What this collect (prayer) reminds me of so beautifully is that God’s protection rescues me from my sins. No matter how badly I have screwed up. No matter how much I have contributed to all of my own problems, God is there for me. We pray that God would stir up His power to rescue. And God loves to answer prayers more than anything else.
He will deliver you from the threatening perils of your sins. He will deliver you. Perhaps one of our Advent Psalms puts it best, “Call upon me in the day of trouble; I will deliver you, and you shall glorify me.” (Psalm 50:15)

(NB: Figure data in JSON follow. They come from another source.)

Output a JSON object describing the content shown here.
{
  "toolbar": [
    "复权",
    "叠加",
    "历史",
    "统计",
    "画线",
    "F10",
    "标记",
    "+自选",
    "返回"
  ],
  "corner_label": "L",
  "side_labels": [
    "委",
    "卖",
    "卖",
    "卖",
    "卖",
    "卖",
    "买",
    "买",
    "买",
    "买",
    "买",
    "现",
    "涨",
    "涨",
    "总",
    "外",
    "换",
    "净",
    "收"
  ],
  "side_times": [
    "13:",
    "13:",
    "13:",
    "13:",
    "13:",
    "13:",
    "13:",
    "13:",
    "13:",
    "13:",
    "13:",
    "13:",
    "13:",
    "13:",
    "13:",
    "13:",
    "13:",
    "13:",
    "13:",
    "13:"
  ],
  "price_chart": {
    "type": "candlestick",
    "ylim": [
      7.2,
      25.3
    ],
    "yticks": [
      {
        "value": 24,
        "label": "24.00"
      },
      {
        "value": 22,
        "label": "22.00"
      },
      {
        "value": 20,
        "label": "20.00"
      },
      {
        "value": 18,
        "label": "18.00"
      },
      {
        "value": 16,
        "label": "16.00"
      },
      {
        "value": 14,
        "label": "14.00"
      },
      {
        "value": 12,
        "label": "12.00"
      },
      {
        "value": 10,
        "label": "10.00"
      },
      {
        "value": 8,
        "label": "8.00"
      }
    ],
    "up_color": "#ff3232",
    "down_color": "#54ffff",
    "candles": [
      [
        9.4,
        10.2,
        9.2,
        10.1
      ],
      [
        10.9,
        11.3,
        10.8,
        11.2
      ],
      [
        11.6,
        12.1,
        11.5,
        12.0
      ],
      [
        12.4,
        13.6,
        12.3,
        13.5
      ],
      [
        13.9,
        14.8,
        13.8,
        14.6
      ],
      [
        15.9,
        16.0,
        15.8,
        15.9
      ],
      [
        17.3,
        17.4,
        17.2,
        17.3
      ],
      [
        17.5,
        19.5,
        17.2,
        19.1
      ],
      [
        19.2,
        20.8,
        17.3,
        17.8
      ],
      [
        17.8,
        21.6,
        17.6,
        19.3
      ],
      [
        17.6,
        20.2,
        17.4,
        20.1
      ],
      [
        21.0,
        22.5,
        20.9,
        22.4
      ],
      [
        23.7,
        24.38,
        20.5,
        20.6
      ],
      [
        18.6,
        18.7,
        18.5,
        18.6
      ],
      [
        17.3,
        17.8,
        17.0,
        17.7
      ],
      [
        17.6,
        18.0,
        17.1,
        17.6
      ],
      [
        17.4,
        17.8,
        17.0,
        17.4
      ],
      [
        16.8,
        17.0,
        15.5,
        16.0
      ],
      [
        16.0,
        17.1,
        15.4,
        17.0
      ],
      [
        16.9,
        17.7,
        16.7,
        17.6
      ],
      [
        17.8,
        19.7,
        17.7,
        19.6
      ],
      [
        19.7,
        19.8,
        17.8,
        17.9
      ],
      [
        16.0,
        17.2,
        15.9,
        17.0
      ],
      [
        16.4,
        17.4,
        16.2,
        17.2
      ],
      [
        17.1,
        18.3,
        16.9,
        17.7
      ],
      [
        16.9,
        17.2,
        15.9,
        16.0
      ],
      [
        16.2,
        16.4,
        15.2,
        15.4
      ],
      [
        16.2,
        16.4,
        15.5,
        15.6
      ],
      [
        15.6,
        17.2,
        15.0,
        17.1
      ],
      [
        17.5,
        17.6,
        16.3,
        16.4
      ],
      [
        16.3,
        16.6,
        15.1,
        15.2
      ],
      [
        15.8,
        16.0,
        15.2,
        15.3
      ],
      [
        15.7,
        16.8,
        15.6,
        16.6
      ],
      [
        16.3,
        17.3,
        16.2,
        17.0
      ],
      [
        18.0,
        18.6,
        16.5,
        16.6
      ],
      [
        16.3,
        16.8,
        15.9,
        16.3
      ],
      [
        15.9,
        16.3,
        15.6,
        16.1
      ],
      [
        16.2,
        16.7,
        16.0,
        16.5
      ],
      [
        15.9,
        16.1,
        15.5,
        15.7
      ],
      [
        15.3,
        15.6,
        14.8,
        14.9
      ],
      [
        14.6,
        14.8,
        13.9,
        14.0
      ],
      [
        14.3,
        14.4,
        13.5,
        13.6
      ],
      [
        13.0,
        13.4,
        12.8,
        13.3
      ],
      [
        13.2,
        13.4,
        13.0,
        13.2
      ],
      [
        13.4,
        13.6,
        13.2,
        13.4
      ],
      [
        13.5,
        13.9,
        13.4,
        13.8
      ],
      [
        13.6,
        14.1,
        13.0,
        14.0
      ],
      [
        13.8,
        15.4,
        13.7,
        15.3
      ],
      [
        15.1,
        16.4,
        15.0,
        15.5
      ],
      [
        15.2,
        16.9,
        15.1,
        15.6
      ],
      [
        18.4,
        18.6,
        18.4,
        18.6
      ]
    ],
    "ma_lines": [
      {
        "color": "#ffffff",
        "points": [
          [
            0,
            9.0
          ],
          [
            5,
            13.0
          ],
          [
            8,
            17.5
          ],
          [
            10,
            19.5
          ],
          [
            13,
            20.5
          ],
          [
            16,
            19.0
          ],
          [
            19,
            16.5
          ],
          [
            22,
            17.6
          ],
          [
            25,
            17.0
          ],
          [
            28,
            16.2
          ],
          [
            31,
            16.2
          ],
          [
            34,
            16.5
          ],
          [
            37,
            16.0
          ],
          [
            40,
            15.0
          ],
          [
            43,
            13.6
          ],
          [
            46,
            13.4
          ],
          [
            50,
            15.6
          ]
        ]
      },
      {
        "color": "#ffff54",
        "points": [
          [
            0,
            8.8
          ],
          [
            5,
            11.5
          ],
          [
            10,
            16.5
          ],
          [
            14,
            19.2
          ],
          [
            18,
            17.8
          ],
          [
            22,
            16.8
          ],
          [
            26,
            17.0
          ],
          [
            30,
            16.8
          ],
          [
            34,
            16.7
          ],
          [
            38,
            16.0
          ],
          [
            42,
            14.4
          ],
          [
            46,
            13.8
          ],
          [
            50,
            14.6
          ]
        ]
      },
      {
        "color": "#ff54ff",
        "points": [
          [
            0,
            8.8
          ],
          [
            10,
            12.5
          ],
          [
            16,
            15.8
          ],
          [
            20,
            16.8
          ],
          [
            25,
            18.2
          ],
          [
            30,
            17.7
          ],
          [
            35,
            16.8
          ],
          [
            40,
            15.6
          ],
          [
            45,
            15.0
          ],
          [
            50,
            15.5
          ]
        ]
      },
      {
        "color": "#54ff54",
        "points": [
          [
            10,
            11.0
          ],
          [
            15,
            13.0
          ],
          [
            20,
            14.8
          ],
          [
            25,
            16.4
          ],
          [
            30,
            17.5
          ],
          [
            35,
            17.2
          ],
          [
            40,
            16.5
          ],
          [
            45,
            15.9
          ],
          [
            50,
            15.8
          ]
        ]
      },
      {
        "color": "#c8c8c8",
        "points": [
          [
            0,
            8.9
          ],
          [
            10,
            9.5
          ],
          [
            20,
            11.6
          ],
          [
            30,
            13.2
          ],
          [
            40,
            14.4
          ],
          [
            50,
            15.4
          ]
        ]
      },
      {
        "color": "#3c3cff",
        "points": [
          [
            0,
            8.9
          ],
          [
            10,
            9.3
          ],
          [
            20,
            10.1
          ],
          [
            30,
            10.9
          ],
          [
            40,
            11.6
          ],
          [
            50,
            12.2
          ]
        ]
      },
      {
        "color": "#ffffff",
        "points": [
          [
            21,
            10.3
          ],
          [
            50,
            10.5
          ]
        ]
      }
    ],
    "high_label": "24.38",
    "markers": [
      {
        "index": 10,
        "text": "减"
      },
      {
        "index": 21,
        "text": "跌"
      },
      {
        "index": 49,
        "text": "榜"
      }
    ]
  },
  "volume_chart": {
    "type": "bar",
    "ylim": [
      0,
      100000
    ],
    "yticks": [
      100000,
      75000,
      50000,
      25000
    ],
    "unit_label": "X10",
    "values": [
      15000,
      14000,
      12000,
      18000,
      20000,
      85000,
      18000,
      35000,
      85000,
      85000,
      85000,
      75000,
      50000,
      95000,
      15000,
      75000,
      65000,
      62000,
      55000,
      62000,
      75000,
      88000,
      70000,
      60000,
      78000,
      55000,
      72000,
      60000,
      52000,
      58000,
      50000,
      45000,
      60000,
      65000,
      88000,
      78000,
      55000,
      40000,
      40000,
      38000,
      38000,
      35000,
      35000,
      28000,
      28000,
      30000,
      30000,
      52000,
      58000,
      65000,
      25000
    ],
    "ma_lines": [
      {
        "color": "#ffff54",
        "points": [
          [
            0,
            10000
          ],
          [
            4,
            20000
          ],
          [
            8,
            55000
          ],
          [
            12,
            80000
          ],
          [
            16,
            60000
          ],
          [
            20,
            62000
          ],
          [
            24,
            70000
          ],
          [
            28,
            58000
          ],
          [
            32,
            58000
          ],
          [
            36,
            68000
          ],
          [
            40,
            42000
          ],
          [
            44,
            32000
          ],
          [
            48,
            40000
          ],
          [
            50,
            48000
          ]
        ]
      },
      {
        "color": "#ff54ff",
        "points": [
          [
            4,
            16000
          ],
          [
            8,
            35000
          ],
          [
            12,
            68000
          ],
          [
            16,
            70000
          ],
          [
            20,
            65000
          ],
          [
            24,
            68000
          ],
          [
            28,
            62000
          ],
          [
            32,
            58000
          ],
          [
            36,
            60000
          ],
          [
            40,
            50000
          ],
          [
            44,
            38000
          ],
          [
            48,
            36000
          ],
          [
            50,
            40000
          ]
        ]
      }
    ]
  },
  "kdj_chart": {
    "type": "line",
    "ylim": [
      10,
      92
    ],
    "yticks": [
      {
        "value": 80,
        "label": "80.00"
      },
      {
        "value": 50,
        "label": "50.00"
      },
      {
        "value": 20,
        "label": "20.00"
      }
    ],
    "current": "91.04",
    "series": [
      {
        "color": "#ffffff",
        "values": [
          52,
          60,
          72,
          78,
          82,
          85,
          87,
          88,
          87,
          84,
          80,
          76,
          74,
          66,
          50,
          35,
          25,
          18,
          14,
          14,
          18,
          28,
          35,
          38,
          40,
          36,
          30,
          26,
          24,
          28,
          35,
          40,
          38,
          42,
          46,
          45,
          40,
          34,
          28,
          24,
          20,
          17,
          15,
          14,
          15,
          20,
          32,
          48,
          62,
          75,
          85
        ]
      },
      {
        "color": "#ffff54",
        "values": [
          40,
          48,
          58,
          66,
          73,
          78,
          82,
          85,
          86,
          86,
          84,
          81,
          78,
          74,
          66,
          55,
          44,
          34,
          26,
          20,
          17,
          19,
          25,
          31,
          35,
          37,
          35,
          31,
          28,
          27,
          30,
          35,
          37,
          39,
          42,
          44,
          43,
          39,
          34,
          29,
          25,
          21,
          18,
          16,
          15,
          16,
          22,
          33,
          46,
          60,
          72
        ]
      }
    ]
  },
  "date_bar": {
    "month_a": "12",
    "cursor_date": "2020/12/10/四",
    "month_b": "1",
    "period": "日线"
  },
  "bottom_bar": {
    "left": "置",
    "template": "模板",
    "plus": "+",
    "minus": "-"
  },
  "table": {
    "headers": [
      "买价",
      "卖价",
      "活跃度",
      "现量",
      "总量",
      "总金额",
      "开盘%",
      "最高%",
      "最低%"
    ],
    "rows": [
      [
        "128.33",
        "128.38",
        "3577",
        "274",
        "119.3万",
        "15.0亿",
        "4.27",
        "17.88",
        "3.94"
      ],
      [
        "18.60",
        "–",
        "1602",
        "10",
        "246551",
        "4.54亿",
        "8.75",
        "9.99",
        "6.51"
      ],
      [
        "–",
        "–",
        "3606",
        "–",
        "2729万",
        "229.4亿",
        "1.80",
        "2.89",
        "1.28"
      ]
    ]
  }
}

This Advent I would encourage you to sit back, recognize your own weaknesses and shortcomings and sinfulness, repent and receive God’s gracious word of forgiveness. But also recognize the weakness and sinfulness of those around you. They are trapped just as you are. God can use your forgiving words to make a difference in another hurting sinner’s life. What could be a better present than that?

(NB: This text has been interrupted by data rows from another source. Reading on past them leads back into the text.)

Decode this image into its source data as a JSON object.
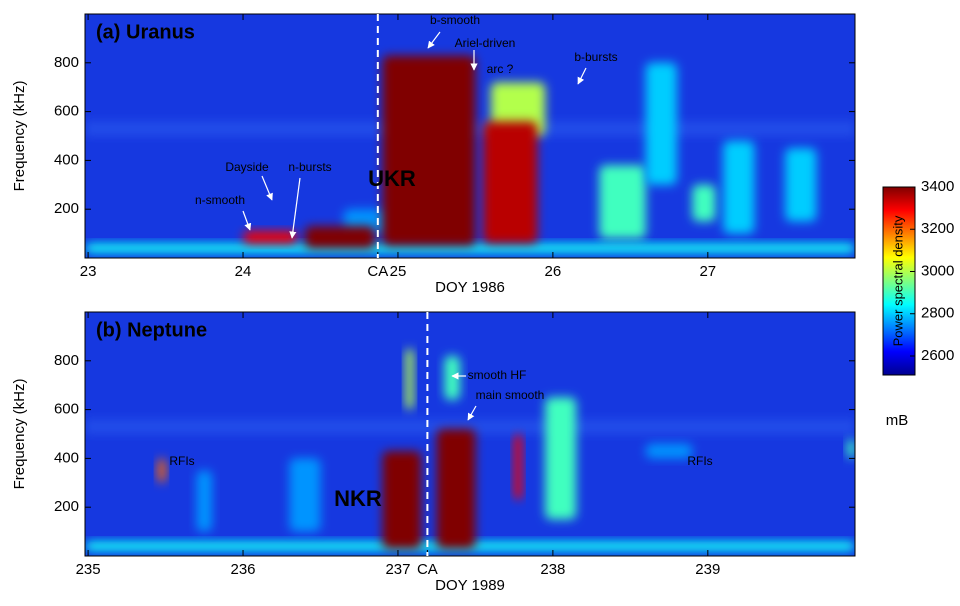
{
  "chart_data": [
    {
      "type": "spectrogram",
      "title": "(a) Uranus",
      "xlabel": "DOY 1986",
      "ylabel": "Frequency (kHz)",
      "xlim": [
        22.98,
        27.95
      ],
      "xticks": [
        23,
        24,
        {
          "value": 24.87,
          "label": "CA"
        },
        25,
        26,
        27
      ],
      "ylim": [
        0,
        1000
      ],
      "yticks": [
        200,
        400,
        600,
        800
      ],
      "annotations": [
        "n-smooth",
        "Dayside",
        "n-bursts",
        "UKR",
        "b-smooth",
        "Ariel-driven",
        "arc ?",
        "b-bursts"
      ],
      "regions": [
        {
          "x": [
            22.98,
            27.95
          ],
          "freq": [
            20,
            60
          ],
          "power": 2850
        },
        {
          "x": [
            24.65,
            24.95
          ],
          "freq": [
            100,
            200
          ],
          "power": 2750
        },
        {
          "x": [
            24.0,
            24.35
          ],
          "freq": [
            60,
            110
          ],
          "power": 3300
        },
        {
          "x": [
            24.4,
            24.85
          ],
          "freq": [
            40,
            130
          ],
          "power": 3400
        },
        {
          "x": [
            24.9,
            25.5
          ],
          "freq": [
            50,
            830
          ],
          "power": 3400
        },
        {
          "x": [
            25.6,
            25.95
          ],
          "freq": [
            500,
            720
          ],
          "power": 3000
        },
        {
          "x": [
            25.55,
            25.9
          ],
          "freq": [
            60,
            560
          ],
          "power": 3350
        },
        {
          "x": [
            26.3,
            26.6
          ],
          "freq": [
            80,
            380
          ],
          "power": 2900
        },
        {
          "x": [
            26.6,
            26.8
          ],
          "freq": [
            300,
            800
          ],
          "power": 2800
        },
        {
          "x": [
            26.9,
            27.05
          ],
          "freq": [
            150,
            300
          ],
          "power": 2900
        },
        {
          "x": [
            27.1,
            27.3
          ],
          "freq": [
            100,
            480
          ],
          "power": 2800
        },
        {
          "x": [
            27.5,
            27.7
          ],
          "freq": [
            150,
            450
          ],
          "power": 2800
        }
      ],
      "colorbar": {
        "label": "Power spectral density",
        "unit": "mB",
        "lim": [
          2510,
          3400
        ],
        "ticks": [
          2600,
          2800,
          3000,
          3200,
          3400
        ]
      }
    },
    {
      "type": "spectrogram",
      "title": "(b) Neptune",
      "xlabel": "DOY 1989",
      "ylabel": "Frequency (kHz)",
      "xlim": [
        234.98,
        239.95
      ],
      "xticks": [
        235,
        236,
        237,
        {
          "value": 237.19,
          "label": "CA"
        },
        238,
        239
      ],
      "ylim": [
        0,
        1000
      ],
      "yticks": [
        200,
        400,
        600,
        800
      ],
      "annotations": [
        "RFIs",
        "NKR",
        "smooth HF",
        "main smooth",
        "RFIs"
      ],
      "regions": [
        {
          "x": [
            234.98,
            239.95
          ],
          "freq": [
            20,
            60
          ],
          "power": 2850
        },
        {
          "x": [
            236.3,
            236.5
          ],
          "freq": [
            100,
            400
          ],
          "power": 2750
        },
        {
          "x": [
            235.7,
            235.8
          ],
          "freq": [
            100,
            350
          ],
          "power": 2750
        },
        {
          "x": [
            236.9,
            237.15
          ],
          "freq": [
            30,
            430
          ],
          "power": 3400
        },
        {
          "x": [
            237.25,
            237.5
          ],
          "freq": [
            30,
            520
          ],
          "power": 3400
        },
        {
          "x": [
            237.05,
            237.1
          ],
          "freq": [
            600,
            850
          ],
          "power": 3000
        },
        {
          "x": [
            237.3,
            237.4
          ],
          "freq": [
            640,
            820
          ],
          "power": 2900
        },
        {
          "x": [
            237.75,
            237.8
          ],
          "freq": [
            230,
            500
          ],
          "power": 3300
        },
        {
          "x": [
            237.95,
            238.15
          ],
          "freq": [
            150,
            650
          ],
          "power": 2900
        },
        {
          "x": [
            238.6,
            238.9
          ],
          "freq": [
            400,
            460
          ],
          "power": 2750
        },
        {
          "x": [
            235.45,
            235.5
          ],
          "freq": [
            300,
            400
          ],
          "power": 3200
        },
        {
          "x": [
            239.9,
            239.95
          ],
          "freq": [
            400,
            480
          ],
          "power": 2900
        }
      ]
    }
  ]
}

Stir up your power, O Lord, and come. Come quickly, make haste to deliver me. Amen.
+The Lord be with you+
Lutherans are often portrayed as being a “Lent” sort of people. Somber, slow chorales. A generally dark disposition. Anyone who looks too cheerful and happy must be a charismatic or something. Yet, if anyone is too sad or (ahem) depressed, they must not know Jesus loves them. Sometimes it’s hard being Lutheran
Yet in comes the season of Advent! Advent, which it’s joyous and hopeful hymnody, yet penitential character, seems to me to reflect perfectly the paradox which is Lutheranism, and dare I say Christianity itself. We receive the Gifts now, but they are not here in their fulness. We look for the coming of the Savior, but we do so with both repentance and joy. Our readings for the season do not reflect simply a period of pre-Christmas. Rather, they focus on Jesus entrance into Jerusalem to die, his return in glory, and the preparation of repentance preached by John and all the prophets.
So as a Lutheran pastor who suffers from clinical depression, I find a great deal of joy in the season. In a chemically toned down sort of way, of course. The season reflects perfectly what it means for me to be a Christian today. I am torn between rejoicing in God’s gifts now and wanting it all to be over so we can get to the good stuff.
For most people suffering from depression, we are entering into the darkest period. It is winter, so less sunlight. It is the “holiday” season, so we have extended interaction with family, and all the conflict which inevitably ensues. For pastors, this is the start of the 3-4 busiest months of the year in terms of preaching and catechesis. EVERYTHING happens from December to early April. I always feel like I should get a medal after Easter.
Yet there is hope in this season. It stands in stark contrast to the fake and plastic joy of our culture. The hope which Christ offers is real, not contrived. There is an end, there is joy now, and Christ Himself is coming.
Be at peace, brothers and sisters. Our Lord is coming. Amen, even so, come Lord Jesus!